Приникнем внимательным оком совести ко внутреннему миру нашей души. Посмотрим: чем она живет? Какая толкотня помыслов! Со всех сторон точно пчелы у разоренного улья, точно пыль на улице, дым на пожарище, теснятся в сознание самые разнородные представления. Они взаимно борются, изгоняют друг друга, группируются по роду и видам своим и нагло лезут пред духовные очи человека. Разве душа не господин своего сердца? Разве она не может изгнать оттуда всех этих непрошенных гостей? Она и изгоняет их. Но в сердце есть нечто для них особенно приятное, и помыслы льнут к нему сердцу, как к родному гнездилищу своему.

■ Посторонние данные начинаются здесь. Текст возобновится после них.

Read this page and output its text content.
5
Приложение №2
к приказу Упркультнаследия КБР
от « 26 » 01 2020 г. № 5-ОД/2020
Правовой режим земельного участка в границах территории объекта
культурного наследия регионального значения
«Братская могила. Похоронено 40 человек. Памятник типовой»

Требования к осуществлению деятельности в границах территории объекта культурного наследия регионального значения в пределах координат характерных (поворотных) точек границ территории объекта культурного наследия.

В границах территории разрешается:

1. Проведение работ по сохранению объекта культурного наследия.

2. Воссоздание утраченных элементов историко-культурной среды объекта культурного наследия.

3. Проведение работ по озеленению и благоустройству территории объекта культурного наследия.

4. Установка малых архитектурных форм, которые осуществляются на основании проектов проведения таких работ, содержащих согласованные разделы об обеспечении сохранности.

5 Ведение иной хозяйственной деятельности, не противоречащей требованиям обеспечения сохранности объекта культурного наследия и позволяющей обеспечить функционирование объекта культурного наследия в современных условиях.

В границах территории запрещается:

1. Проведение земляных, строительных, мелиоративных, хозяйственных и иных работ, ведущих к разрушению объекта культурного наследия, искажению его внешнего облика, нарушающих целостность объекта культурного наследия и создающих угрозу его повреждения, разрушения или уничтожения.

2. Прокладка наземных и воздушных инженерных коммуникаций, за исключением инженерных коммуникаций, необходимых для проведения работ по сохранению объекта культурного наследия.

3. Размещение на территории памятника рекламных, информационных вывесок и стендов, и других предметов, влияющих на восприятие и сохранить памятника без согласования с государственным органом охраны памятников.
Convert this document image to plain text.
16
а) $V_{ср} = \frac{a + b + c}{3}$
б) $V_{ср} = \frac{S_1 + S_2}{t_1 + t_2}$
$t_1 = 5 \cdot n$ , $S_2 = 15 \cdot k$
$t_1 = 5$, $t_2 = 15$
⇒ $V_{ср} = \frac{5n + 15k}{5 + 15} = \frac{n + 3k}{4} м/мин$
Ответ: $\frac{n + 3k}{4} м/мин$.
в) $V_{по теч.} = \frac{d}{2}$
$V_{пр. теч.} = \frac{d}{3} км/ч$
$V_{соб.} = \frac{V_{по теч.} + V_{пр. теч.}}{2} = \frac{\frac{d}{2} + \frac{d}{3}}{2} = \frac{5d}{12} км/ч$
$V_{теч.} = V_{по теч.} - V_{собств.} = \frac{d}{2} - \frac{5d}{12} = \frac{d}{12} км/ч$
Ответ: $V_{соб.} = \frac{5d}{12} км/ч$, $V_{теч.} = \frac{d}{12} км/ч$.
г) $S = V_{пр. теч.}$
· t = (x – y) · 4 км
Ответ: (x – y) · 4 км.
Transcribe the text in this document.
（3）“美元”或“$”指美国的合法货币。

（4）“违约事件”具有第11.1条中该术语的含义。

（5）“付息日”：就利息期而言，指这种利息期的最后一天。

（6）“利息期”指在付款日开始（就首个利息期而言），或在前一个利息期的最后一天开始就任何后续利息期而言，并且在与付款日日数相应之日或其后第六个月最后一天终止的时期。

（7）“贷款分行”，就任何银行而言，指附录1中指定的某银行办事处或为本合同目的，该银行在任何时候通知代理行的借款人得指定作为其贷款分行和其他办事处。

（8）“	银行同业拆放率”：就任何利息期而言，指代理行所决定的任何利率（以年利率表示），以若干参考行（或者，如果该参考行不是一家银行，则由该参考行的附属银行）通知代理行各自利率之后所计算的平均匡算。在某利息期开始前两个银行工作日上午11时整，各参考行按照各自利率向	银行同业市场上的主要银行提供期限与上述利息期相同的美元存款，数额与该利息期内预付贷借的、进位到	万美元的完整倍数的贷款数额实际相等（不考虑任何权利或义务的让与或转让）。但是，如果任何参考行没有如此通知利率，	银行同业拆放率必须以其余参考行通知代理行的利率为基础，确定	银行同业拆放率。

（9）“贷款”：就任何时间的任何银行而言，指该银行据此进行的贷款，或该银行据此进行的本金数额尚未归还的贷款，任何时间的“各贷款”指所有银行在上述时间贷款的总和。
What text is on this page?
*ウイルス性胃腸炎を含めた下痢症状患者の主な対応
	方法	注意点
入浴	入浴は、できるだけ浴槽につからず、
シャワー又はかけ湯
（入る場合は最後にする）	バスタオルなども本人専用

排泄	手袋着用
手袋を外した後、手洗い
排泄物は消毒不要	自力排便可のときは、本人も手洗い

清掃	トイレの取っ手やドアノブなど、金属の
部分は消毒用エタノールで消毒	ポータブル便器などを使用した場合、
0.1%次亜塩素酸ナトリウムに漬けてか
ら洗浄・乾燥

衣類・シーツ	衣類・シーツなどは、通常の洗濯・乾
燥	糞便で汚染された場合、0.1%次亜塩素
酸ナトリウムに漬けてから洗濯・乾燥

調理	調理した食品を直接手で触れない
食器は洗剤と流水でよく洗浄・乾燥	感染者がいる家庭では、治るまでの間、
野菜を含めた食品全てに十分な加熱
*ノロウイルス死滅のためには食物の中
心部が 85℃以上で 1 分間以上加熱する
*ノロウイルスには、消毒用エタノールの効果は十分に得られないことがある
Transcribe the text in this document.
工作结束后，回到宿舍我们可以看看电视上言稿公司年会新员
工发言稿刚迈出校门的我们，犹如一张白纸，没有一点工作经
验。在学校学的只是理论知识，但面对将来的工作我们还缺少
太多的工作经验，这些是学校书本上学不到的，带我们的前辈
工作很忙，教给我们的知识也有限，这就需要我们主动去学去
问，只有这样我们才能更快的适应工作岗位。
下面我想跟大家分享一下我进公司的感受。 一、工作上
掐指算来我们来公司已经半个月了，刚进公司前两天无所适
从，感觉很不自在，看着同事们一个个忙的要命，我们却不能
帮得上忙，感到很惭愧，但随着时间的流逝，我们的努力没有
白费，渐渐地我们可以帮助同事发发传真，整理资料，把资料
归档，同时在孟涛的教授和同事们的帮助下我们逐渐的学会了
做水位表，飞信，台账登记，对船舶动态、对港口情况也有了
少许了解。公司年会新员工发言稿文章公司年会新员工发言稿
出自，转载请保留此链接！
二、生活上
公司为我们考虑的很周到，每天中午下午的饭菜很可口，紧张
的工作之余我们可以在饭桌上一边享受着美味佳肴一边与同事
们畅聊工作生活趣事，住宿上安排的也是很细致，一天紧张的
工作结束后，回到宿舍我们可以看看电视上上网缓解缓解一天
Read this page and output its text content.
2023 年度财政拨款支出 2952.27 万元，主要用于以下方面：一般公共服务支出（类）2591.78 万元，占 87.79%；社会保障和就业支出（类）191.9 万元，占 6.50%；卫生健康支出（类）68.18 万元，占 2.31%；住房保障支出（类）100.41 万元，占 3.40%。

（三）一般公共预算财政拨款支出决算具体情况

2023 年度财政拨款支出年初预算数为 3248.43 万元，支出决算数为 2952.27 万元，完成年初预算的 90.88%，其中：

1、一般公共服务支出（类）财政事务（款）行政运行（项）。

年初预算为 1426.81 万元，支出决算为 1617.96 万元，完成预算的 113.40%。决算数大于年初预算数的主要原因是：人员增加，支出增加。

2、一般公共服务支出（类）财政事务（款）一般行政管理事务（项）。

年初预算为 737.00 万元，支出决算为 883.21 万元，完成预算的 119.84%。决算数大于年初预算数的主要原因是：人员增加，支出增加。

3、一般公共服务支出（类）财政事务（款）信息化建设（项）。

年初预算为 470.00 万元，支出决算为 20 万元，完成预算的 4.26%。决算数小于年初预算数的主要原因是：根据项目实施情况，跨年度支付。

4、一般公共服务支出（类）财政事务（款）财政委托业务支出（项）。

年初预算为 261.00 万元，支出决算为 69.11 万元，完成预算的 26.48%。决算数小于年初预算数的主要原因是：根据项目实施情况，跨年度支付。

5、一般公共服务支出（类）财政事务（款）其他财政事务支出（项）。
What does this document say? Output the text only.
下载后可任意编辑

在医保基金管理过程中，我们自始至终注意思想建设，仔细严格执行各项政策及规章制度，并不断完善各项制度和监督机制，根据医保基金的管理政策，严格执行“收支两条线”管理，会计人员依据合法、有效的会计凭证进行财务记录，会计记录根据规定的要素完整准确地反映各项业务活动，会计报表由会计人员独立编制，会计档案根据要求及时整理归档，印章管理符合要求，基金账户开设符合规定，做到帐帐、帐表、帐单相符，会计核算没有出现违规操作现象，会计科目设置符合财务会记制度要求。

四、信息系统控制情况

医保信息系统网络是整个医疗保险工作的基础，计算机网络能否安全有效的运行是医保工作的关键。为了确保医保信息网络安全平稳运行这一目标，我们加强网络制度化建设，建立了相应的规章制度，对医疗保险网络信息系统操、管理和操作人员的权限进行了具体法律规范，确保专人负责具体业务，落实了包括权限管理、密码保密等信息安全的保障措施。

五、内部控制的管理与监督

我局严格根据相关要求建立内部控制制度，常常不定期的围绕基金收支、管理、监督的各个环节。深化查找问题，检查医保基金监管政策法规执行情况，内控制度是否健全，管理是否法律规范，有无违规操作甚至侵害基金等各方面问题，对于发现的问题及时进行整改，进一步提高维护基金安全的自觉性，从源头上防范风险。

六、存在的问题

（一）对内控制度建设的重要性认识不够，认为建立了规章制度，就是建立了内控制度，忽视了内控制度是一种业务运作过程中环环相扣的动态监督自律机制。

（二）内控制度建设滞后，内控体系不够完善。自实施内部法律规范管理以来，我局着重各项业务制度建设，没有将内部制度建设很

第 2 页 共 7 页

Человек молится. О, как назойливы становятся в это время его помыслы! Наше сознание только тогда их замечает, когда они уже заполонят его. Начинаешь выгонять их с усилием, сосредоточиваешься на словах молитвы, и… примечаешь, будто не читал того, что глазами прочтено, стало быть – враг уже давно хозяйничает в уме, а ты его не видел!.. Так не прочно наше сочувствие к добру без помощи благодати Божией! И конечно, человек пал бы в этой борьбе безвозвратно, опутанный отчаянием, если бы надеялся на свои силы, которых у него нет, если бы не поддерживала его привлекаемая его смирением все та же благодать Божия в тайне, прежде чем будет обитать в нем для него самого ощутительно. А этого не бывает прежде очищения сердца. Победа дается только тому, кто очищает сердце от гнездящихся в нем пожеланий греховных, кто возненавидит грех от всего сердца, от всего своего существа, а не одною только разумевательною частию души. Но тогда, оборвав все тайные нити, привязывающие сердце ко греху, он уже не сомневается в сущности обуревавших его помыслов. Он из опыта видит, чье они порождение. Это дети греха, живущего в сердце, это – питомцы духа тьмы. Изгнан из сердца благодатию Божией и свободным подвигом самого человека грех – сами собою исчезают, или по крайней мере, теряют свою губительную силу и помыслы греховные, наносимые от врага нашего спасения.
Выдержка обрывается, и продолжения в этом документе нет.